The spending comes in light of the ongoing allegations of misconduct and an audit that revealed potentially fraudulent practices at 90 VA centers.
An analysis of records on the government’s official spending website shows the VA spent $1.3 billion in the past five years for “support” and “professional services.” These contracts included millions of dollars for a campaign to put the VA in a positive light, lodging and training of employees, and energy programs to make VA facilities more sustainable.
A total of 10,171 contracts were awarded under the “professional service” code as the number of VA Medical Centers under investigation for unprofessional services and misconduct has continued to rise in recent weeks.
Records show several contracts awarded for two commercials that were part of the VA’s “National Messaging Campaign.” In a series of 10 transactions, the VA awarded Woodpile Studios $5 million on 9/29/10, $1.7 million on 7/15/10, $1.7 million on 7/14/11 and another $1.8 million on 6/27/12 for the message campaign.
The commercials, which can be viewed here, ran in major cities during 2011 ESPN College bowl games and the Country Music Awards. They were designed to “increase awareness and confidence among the U.S. veteran population of the value and extent of VA services available to them.” It urged “family members to send their warriors to the VA.”
Another contract for $2.9 million was awarded in 2010 for “marketing and advertising” to another company.
A review of records also showed millions of dollars was spent on surveys during the past five years to ensure VA standards were met at state-owned and operated facilities.

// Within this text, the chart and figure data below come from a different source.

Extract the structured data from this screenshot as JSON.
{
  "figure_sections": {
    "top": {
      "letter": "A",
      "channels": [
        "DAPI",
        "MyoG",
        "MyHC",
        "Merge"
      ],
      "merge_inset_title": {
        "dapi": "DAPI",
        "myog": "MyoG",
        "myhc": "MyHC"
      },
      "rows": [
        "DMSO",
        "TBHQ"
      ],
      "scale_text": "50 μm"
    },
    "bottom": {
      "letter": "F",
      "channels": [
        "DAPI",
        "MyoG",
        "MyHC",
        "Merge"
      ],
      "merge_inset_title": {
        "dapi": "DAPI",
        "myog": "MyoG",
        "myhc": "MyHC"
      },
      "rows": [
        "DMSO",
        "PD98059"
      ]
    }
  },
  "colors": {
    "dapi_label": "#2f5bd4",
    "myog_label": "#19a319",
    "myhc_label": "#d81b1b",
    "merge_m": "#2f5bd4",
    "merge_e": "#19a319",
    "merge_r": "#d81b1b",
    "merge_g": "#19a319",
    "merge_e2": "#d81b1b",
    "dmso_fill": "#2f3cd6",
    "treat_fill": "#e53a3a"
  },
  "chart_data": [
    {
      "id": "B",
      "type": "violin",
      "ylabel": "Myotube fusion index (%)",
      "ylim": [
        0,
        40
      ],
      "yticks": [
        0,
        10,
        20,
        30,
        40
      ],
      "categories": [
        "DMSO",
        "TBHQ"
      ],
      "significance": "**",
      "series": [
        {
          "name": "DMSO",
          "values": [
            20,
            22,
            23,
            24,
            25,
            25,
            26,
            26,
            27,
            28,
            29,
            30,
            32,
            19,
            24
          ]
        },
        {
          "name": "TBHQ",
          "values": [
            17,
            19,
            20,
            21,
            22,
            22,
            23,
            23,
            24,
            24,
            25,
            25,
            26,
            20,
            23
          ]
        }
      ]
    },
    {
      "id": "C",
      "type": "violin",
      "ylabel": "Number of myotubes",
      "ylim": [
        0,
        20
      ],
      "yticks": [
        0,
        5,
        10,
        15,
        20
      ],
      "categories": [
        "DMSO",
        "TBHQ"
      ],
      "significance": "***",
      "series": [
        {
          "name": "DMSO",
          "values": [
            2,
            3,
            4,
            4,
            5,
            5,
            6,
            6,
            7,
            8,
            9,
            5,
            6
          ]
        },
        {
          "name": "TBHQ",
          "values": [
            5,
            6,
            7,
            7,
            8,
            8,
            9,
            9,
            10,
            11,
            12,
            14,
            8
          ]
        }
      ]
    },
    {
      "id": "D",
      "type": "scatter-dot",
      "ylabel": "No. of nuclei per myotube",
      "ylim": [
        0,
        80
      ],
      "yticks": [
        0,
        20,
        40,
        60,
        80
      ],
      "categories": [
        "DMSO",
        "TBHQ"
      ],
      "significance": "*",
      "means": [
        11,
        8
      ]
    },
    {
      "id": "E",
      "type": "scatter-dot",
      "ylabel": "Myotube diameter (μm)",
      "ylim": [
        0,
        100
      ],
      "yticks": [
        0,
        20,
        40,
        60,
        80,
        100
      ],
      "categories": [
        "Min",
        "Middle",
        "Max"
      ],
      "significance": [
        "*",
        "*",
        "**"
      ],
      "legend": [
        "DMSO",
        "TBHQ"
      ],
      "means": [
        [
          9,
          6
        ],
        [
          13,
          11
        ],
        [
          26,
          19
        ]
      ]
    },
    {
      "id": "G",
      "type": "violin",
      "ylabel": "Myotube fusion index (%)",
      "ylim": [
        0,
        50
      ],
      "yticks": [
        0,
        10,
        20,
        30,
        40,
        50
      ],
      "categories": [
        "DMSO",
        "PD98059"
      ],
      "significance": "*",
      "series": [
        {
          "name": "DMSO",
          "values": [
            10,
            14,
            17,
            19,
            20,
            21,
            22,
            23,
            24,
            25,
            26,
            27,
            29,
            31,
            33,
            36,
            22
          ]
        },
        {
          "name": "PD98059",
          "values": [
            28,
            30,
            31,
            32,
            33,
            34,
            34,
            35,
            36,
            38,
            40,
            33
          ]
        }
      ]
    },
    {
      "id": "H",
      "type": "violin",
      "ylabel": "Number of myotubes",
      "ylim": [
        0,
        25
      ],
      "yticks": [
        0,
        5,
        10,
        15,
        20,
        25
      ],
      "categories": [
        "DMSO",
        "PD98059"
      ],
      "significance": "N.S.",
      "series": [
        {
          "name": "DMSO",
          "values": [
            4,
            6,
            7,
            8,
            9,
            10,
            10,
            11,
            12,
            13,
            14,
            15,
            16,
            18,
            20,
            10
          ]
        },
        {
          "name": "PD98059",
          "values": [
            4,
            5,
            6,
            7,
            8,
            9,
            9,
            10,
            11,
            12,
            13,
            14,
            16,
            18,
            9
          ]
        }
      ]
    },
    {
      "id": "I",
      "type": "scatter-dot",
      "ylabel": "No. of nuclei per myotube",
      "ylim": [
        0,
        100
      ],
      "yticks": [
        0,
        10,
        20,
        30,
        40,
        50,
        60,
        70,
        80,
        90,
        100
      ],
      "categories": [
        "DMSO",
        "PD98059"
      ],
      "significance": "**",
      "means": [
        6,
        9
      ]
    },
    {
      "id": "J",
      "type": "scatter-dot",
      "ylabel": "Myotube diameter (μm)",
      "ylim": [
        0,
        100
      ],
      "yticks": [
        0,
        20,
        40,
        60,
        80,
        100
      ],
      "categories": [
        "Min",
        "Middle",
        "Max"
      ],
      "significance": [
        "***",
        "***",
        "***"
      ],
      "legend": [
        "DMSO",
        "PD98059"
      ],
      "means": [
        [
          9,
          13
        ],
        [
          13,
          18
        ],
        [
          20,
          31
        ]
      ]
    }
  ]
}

The Free Beacon found a $6.3 million contract awarded in 2011, another $5.9 million contract in 2013, and another $1.7 million contract in 2013, all of which were awarded to Ascellon Corp. during the past five years to conduct surveys to ensure compliance.

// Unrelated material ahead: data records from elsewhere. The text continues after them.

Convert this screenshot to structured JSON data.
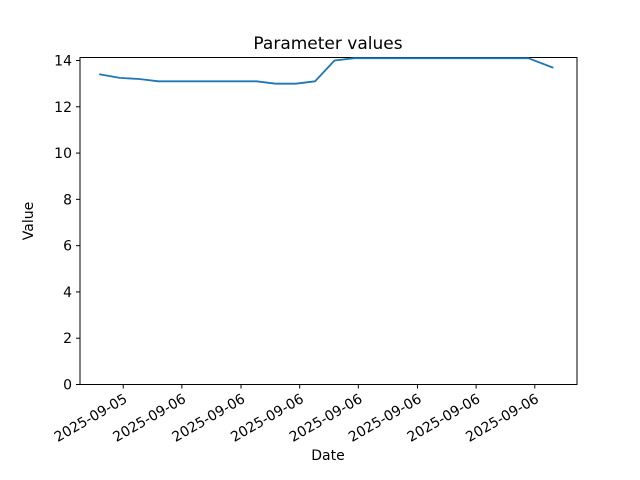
{
  "figure": {
    "background": "#ffffff"
  },
  "chart_data": {
    "type": "line",
    "title": "Parameter values",
    "xlabel": "Date",
    "ylabel": "Value",
    "line_color": "#1f77b4",
    "grid": false,
    "legend": "none",
    "ylim": [
      0,
      14.13
    ],
    "y_ticks": [
      0,
      2,
      4,
      6,
      8,
      10,
      12,
      14
    ],
    "x_ticks": [
      {
        "label": "2025-09-05",
        "pos": 0.087
      },
      {
        "label": "2025-09-06",
        "pos": 0.205
      },
      {
        "label": "2025-09-06",
        "pos": 0.324
      },
      {
        "label": "2025-09-06",
        "pos": 0.442
      },
      {
        "label": "2025-09-06",
        "pos": 0.56
      },
      {
        "label": "2025-09-06",
        "pos": 0.679
      },
      {
        "label": "2025-09-06",
        "pos": 0.797
      },
      {
        "label": "2025-09-06",
        "pos": 0.915
      }
    ],
    "series": [
      {
        "name": "Parameter values",
        "points": [
          {
            "x": 0.04,
            "y": 13.4
          },
          {
            "x": 0.08,
            "y": 13.25
          },
          {
            "x": 0.119,
            "y": 13.2
          },
          {
            "x": 0.158,
            "y": 13.1
          },
          {
            "x": 0.198,
            "y": 13.1
          },
          {
            "x": 0.237,
            "y": 13.1
          },
          {
            "x": 0.276,
            "y": 13.1
          },
          {
            "x": 0.316,
            "y": 13.1
          },
          {
            "x": 0.355,
            "y": 13.1
          },
          {
            "x": 0.394,
            "y": 13.0
          },
          {
            "x": 0.434,
            "y": 13.0
          },
          {
            "x": 0.473,
            "y": 13.1
          },
          {
            "x": 0.512,
            "y": 14.0
          },
          {
            "x": 0.552,
            "y": 14.1
          },
          {
            "x": 0.591,
            "y": 14.1
          },
          {
            "x": 0.63,
            "y": 14.1
          },
          {
            "x": 0.67,
            "y": 14.1
          },
          {
            "x": 0.709,
            "y": 14.1
          },
          {
            "x": 0.748,
            "y": 14.1
          },
          {
            "x": 0.788,
            "y": 14.1
          },
          {
            "x": 0.827,
            "y": 14.1
          },
          {
            "x": 0.866,
            "y": 14.1
          },
          {
            "x": 0.902,
            "y": 14.1
          },
          {
            "x": 0.951,
            "y": 13.7
          }
        ]
      }
    ]
  }
}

In total $18.1 million was awarded over the past five years to “conduct surveys at state owned and operated veteran’s homes to monitor compliance with VA Standards.”

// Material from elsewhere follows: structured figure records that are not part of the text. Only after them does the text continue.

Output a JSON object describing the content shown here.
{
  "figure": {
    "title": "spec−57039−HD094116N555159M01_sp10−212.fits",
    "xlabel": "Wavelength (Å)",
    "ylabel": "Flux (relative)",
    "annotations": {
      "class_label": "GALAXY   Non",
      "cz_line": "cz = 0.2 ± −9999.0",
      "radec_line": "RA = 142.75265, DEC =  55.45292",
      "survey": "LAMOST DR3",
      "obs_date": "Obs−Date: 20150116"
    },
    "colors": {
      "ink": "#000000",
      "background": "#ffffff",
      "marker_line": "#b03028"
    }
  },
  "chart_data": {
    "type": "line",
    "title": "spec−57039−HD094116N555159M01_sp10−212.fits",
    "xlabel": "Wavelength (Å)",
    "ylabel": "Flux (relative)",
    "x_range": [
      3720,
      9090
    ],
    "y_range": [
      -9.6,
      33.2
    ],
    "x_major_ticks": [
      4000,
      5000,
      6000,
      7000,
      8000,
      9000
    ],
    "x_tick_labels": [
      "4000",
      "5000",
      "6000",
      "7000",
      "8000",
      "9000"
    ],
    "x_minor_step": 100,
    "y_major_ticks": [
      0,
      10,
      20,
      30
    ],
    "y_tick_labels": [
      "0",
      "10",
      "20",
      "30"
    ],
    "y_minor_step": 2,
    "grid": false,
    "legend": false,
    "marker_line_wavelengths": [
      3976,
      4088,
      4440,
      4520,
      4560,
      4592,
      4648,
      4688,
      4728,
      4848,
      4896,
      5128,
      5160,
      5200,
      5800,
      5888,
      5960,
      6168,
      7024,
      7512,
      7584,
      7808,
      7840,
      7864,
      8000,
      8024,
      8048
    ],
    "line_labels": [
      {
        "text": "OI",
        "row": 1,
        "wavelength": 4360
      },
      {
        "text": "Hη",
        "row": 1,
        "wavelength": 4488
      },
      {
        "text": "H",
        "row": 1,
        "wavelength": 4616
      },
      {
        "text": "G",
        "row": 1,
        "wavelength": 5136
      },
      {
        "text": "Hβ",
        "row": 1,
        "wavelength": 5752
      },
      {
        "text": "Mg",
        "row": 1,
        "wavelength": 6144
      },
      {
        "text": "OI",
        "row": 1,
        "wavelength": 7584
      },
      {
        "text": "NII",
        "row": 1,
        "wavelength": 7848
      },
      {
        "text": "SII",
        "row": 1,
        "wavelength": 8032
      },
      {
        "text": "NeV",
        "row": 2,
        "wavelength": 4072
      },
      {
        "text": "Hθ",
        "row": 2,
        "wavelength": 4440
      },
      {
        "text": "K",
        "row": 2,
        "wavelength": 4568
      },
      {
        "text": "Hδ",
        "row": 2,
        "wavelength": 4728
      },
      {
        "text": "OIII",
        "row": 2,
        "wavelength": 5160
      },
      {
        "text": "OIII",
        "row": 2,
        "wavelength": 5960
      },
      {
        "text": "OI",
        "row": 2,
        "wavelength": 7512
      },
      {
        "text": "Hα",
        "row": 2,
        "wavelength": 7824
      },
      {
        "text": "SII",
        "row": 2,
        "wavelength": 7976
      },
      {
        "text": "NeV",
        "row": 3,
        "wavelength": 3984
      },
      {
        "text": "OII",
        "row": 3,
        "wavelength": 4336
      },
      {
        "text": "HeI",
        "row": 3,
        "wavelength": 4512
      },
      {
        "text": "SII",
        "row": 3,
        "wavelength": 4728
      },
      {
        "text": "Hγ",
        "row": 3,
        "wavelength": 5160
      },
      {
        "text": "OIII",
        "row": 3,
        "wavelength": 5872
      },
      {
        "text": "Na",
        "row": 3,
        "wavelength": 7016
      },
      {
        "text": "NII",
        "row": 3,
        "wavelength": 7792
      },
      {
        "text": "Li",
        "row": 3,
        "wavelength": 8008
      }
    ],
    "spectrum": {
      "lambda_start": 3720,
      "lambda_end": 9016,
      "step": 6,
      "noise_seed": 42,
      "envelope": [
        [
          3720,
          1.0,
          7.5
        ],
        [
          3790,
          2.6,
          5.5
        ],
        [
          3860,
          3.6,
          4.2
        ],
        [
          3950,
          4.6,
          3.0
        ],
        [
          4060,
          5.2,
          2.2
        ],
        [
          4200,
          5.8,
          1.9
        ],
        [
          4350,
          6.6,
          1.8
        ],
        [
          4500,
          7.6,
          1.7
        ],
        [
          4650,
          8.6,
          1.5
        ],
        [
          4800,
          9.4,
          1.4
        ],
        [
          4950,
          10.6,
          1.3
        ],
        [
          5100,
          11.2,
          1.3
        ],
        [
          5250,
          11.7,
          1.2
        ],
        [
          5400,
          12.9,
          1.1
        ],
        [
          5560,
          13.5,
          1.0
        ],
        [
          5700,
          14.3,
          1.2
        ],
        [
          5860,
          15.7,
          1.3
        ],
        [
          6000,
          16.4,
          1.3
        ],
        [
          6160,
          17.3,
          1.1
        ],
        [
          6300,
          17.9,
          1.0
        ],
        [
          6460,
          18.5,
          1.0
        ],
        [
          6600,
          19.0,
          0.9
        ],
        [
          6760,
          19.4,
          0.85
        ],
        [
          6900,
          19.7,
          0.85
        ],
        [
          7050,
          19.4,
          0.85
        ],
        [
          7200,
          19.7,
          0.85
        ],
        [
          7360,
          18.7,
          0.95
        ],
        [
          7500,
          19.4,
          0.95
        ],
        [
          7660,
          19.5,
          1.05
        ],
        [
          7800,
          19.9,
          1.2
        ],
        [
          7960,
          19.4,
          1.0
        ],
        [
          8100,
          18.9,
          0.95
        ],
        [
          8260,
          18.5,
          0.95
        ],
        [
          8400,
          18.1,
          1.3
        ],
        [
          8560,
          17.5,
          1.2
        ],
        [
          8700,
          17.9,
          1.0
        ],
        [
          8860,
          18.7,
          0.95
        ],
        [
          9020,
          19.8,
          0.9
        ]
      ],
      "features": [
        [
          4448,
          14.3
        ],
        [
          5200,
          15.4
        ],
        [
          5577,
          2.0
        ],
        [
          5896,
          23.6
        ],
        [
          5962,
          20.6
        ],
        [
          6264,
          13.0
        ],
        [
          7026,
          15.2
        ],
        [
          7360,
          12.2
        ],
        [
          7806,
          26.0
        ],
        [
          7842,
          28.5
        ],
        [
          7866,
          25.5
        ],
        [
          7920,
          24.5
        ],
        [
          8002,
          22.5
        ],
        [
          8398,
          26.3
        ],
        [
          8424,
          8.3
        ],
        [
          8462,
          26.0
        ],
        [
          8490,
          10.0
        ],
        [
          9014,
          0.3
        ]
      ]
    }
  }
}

The Free Beacon also found numerous contracts for a “peer review” program to ensure quality management at VA facilities. That program was instituted as a result of a directive from the Veterans Health Administration in June 2010.
A sample of the contracts awarded for peer review during the past five fiscal years include one for $15.3 million, one for $11.7 million, another for $12.5 million, and still another for $12.2 million.
Other contracts awarded during the current administration under “office support/professional service” included millions spent on “energy program development.” Due to an executive order signed by Obama in October 2009, the VA is required to make its facilities more energy efficient and sustainable.
By 2020, the VA’s goal is to increase its renewable energy consumption to 20 percent; a total of 183 green energy projects were awarded for VA facilities across the country. One such contract was for a Washington D.C.-based VA facility for nearly $1 million.
One Free Beacon reader emailed us about a solar panel electric car charging station at the Grand Junction, Colorado VA facility installed for vets with electric cars that need charging.
It is unclear how many veterans who visit the Colorado facility have electric cars.
VA auditors have now flagged that facility in the wait time scandal.
The VA also spent $1 million on a conference in 2012 to highlight “innovations toward patient care,” and $2.5 million on training employees and lodging as part of new employee training called the 8-week challenge.
The results of a VA audit “identified roughly 100,000 Veterans who are currently experiencing long wait times for receipt of their VA health care.”
A recent report by the Washington Examiner highlighted a failed bid by Democratic senators last year to raise the agency’s budget by $20 billion even though the agency has millions in its budget left unspent each year.